Carvana tries to get back into Wall Street’s good graces. In an investor presentation released late Friday, the company defended the Adesa deal and updated its growth and cost-cutting plans, including reducing its vehicle acquisition costs.

The company said it is realigning its three key priorities: growing retail units and revenue, increasing overall gross profit per unit and demonstrating operational leverage.

“We have made significant progress on the first two goals,” the company said. But more needs to be done, particularly in terms of profitability, free cash flow, and selling, general and administrative expenses.

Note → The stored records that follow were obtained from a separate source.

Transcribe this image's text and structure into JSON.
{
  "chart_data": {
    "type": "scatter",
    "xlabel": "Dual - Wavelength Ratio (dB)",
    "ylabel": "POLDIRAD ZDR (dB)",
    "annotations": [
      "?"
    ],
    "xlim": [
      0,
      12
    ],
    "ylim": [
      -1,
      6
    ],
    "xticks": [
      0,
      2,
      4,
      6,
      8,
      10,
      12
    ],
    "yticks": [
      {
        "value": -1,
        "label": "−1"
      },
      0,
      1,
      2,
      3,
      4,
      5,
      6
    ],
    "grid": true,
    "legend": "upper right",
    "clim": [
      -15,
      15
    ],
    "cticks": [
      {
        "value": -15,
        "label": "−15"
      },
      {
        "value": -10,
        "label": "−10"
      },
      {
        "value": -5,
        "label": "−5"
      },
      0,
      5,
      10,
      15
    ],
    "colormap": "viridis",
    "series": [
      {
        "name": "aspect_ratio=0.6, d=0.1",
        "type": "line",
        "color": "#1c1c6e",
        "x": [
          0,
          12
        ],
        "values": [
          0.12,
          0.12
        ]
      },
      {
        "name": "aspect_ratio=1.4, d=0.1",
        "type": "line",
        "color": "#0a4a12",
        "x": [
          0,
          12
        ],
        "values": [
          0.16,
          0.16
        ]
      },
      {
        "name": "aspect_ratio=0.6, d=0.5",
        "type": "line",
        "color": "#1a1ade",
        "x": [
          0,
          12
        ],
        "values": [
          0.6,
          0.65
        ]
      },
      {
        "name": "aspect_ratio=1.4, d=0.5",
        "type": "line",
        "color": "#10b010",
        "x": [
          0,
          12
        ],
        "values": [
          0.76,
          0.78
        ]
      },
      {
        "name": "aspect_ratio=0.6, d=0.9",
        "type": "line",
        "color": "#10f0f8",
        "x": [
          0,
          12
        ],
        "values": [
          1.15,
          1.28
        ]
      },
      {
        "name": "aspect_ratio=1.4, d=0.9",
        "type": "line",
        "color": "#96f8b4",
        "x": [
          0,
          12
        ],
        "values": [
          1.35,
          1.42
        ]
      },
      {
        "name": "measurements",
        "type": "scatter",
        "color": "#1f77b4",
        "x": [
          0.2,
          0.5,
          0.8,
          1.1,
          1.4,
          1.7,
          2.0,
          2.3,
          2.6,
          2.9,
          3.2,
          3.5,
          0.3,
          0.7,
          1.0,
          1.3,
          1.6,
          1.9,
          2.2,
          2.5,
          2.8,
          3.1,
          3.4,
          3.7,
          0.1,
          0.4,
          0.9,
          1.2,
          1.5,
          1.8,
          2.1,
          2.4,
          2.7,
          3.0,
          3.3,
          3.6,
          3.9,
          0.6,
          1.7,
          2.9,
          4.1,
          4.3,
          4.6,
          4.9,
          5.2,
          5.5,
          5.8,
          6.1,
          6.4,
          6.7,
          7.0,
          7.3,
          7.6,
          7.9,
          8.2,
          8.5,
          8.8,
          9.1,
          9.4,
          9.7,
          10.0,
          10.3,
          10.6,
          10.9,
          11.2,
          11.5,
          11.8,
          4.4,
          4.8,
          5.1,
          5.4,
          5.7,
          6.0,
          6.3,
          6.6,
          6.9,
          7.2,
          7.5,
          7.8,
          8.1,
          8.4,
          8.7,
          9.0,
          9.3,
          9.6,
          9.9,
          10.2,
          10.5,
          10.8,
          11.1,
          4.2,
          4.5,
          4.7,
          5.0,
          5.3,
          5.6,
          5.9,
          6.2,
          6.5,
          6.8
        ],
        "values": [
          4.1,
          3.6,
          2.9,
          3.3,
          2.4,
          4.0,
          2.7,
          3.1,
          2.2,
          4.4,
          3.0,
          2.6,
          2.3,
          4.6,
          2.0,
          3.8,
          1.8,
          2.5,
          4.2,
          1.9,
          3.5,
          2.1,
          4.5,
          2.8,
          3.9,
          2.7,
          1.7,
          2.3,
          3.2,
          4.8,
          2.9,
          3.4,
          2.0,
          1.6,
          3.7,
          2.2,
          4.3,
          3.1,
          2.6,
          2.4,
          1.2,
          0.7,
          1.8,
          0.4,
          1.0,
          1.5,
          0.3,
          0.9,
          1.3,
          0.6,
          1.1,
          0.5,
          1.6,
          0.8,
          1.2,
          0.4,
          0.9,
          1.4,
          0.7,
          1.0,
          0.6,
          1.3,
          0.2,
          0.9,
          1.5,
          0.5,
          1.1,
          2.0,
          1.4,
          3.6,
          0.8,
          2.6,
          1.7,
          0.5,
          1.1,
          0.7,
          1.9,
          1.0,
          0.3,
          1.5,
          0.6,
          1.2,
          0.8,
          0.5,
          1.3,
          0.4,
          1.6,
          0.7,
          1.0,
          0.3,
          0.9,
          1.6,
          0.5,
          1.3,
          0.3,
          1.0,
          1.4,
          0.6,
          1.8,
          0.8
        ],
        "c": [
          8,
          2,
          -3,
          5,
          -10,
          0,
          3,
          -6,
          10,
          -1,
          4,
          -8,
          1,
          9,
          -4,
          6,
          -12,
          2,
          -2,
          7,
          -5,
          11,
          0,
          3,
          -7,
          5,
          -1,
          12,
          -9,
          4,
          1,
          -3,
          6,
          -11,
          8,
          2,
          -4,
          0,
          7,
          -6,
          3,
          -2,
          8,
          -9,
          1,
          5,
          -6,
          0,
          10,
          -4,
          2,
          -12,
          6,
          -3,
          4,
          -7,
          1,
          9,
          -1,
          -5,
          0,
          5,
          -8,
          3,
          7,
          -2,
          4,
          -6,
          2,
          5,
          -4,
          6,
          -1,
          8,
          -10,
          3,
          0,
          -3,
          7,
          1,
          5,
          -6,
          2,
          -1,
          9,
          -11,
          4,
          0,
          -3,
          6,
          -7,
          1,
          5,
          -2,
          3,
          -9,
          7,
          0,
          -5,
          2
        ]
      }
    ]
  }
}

The company in the presentation again confirmed reports last week that it had laid off 2,500 employees, or about 12% of its total workforce, and that Carvana’s leadership team will waive salaries for the remainder of the year to help pay off employees who have been terminated.

Rivals record wins

Carvana’s recent troubles come as the country’s largest public dealer groups continue to report record or near-record profits despite low inventories and high prices.

The country’s largest auto dealer, AutoNation, last month reported record first-quarter earnings per share of $5.78. The company has aggressively switched to used vehicles in the face of a drop in new vehicle availability during the coronavirus pandemic. Revenue from its used-car business rose 47% in the quarter, bringing total revenue to nearly $6.8 billion.

Lithia Motors, which is in the midst of an aggressive growth plan to become the country’s largest vehicle dealership, said its first-quarter profit more than doubled year-over-year to $342.2 million. Average gross profit per unit for used vehicles — a statistic closely watched by investors — rose 32% to $3,037. In comparison, Carvana costs $2,833.

“Carvana seems to have gotten a lot of this tech-stock halo that Tesla has long benefited from,” said Morningstar analyst David Whiston, who covers major listed dealer groups but not Carvana. “I think maybe that was a little bit generous from the market.”

– CNBC’s Michael Bloom and Hannah Meow contributed to this report.